Letteralmente significa quartiere malfamato e invivibile, nell'antica Roma delimitato nel vasto perimetro tra Quirinale, Viminale, Celio e Appio. Col tempo «Suburra» è sinonimo di bolgia infernale di una metropoli corrotta a tutti i livelli, raccontata da cinema e letteratura pescando sia dalla storia che dalla cronaca. Così il film Suburra uscito nel 2015 e diretto da Stefano Sollima si è allargato nella nuova serie tv, prima produzione italiana di Netflix, che ha debuttato appena due giorni fa. Come fu per Romanzo criminale - due stagioni di fiction assai più belle del film - alle spalle c'è il romanzo dello stesso autore, Giancarlo De Cataldo. Qui da noi vendono i gialli, meglio quelli in cui la trama si intreccia con la politica e la corruzione, e offrono spunto per ottime versioni cinematografiche.
Da sostenitori e amanti del cinema di genere, abbiamo aspettato con trepidazione tale evento tv sostenuto da una martellante campagna pubblicitaria, a conferma dello spazio crescente che Netflix sta erodendo ai canali tradizionali. E i primi episodi di Suburra, diretti da Michele Placido, ci soddisfano, non solo per la trama, per il sapiente ricorso al classico montaggio alternato dove le vicende si complicano, per l'ottimo lavoro sugli attori trasformati in maschere grottesche. Raro e originale il modo e lo stile con cui è filmata Roma, privata dell'elemento turistico o del ricorso, inevitabile, a quegli elementi classici riconoscibili in tutto il mondo.
La Roma di Suburra è invece una città iperrealista, le cui inquadrature sembrano prelevate da un quadro di Edward Hopper. Una Roma dove i personaggi criminali agiscono indisturbati cancellando ogni memoria del passato. In alcune sequenze scenari e sfondi sono deserti, non è più la città del caos e del traffico, gli ambienti gelidi, impersonali, citano più volte il pittore americano e i «non luoghi» di Marc Augé: non siamo però negli anni '90 ma in una specie di non tempo metafisico, come se davvero Roma fosse stata da sempre la sintesi dei gironi danteschi in cui convivono piccola malavita e grandi organizzazioni criminali, chiesa e mafia, politica e corruzione, sesso e potere. Patrizi e plebei, con l'aggiunta perfino degli zingari, tutti rigorosamente coatti.

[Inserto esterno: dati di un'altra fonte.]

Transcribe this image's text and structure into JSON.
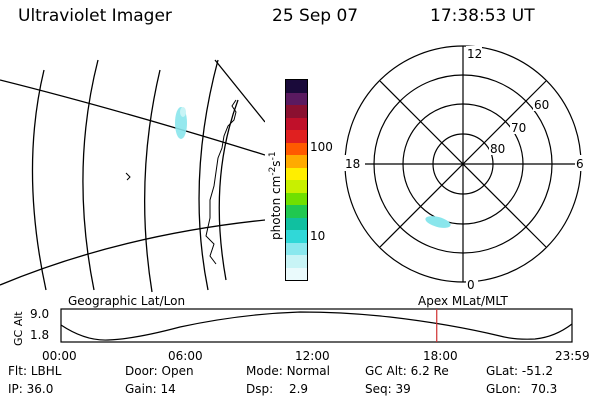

Qualcuno potrà obiettare che non è niente di nuovo e i temi sempre gli stessi; d'accordo, però nel cinema di genere, di cui noi italiani siamo stati eccelsi produttori, è necessario ritrovare meccanismi e ingredienti familiari. Oppure che si tratta dell'ennesimo cattivo spot alle città italiane; dopo la Napoli di Gomorra, una Roma ingovernabile con, sullo sfondo, un sindaco inesistente (chissà a chi avranno pensato) e dimissionario.
Senza prendere tutto per vero, sappiamo però che le migliori fiction si alimentano nella realtà.Detto di regia e attori, menzione speciale per la sceneggiatura di Carlo Borini e dello stesso De Cataldo e per la fotografia di Arnaldo Catinari.